Андрей чуть не заплакал от умиления. Какой он добрый, какой щедрый! Обо всех подумал, никого не забыл, каждому привез подарок. И почему таким людям не везет в жизни?! Ну ничего, он не пропадет, начнет работать — и все увидят, каков Андрей Одинкэ.

Побеседовав с самим собой, он окрылился, уверовал в свои силы. В доказательство, что способен работать за семерых, он чуть было не взялся за топор. До вечера можно переколоть все дрова, что есть в сарае. А потом и соседям помочь. Но сам продолжал сидеть на бочонке и даже не взглянул на топор в углу.

«А как же мама? Если меня не будет, кто ей поможет по хозяйству? И с кем оставить малышку, если надо пойти в магазин?»

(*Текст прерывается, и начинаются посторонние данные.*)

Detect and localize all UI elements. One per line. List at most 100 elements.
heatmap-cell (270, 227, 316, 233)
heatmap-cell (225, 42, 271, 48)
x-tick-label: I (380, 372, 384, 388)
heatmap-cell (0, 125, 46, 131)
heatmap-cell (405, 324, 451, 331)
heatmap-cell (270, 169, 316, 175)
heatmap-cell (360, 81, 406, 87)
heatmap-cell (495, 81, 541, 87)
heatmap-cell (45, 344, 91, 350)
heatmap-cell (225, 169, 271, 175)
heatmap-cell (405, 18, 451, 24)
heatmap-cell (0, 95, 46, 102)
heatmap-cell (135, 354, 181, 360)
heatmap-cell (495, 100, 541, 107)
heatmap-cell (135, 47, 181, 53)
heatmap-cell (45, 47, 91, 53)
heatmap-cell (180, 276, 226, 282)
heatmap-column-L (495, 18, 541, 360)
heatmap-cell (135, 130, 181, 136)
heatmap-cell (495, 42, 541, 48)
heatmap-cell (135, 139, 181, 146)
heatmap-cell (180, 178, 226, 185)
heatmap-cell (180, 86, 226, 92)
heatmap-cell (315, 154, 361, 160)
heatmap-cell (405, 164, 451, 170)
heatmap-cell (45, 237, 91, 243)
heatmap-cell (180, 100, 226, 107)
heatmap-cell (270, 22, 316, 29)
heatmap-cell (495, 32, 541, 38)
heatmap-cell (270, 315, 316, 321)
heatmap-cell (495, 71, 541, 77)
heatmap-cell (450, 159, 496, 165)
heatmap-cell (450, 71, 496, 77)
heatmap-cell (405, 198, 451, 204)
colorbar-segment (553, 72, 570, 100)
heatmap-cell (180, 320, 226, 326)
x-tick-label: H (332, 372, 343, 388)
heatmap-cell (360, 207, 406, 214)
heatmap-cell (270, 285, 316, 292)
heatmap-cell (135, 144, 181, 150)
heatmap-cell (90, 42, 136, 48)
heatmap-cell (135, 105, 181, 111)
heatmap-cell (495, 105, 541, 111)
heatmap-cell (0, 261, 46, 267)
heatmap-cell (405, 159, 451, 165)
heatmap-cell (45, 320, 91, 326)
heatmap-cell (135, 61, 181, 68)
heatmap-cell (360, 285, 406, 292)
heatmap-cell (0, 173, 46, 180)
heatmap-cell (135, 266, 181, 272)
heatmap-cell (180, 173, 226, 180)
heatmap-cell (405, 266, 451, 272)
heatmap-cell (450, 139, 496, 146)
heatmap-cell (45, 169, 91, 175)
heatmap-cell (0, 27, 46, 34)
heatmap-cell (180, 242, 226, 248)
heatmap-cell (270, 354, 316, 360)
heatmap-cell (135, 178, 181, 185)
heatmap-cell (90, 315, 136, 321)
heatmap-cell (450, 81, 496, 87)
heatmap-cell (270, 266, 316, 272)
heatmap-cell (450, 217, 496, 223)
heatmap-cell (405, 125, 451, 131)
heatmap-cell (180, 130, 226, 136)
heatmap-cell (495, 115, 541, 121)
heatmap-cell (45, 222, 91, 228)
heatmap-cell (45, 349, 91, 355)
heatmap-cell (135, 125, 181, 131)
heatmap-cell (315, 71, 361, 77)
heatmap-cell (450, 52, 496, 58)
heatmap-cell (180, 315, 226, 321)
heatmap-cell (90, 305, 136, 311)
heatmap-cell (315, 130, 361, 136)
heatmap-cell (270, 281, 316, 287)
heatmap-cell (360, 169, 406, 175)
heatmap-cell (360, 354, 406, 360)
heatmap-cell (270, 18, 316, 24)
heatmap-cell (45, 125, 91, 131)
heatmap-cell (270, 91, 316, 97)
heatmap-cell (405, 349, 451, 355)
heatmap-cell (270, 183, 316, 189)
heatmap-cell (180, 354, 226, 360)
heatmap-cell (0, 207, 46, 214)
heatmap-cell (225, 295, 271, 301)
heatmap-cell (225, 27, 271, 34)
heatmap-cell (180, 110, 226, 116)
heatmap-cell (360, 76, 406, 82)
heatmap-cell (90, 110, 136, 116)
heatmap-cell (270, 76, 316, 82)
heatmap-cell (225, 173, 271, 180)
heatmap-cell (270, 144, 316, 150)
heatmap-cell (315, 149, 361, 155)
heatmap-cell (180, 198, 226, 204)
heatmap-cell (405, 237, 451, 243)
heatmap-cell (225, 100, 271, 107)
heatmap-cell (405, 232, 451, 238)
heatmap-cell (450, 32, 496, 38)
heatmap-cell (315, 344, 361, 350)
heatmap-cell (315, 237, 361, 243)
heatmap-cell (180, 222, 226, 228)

Ответ нашелся сразу. Можно попросить Михню. Неужели он откажется помочь? Это же лучший друг, да и живет рядышком. Только перелезть через забор, и все. А что, если прямо сейчас пойти к нему и попросить?

Андрей посмотрел в дверное оконце — во дворе ни души. Он осторожно приоткрыл дверь, прошмыгнул к забору, перелез и очутился во дворе Михни.

Михня был дома, лежал на ковре и читал книгу. Андрей вошел с похоронным видом и молча остановился среди комнаты.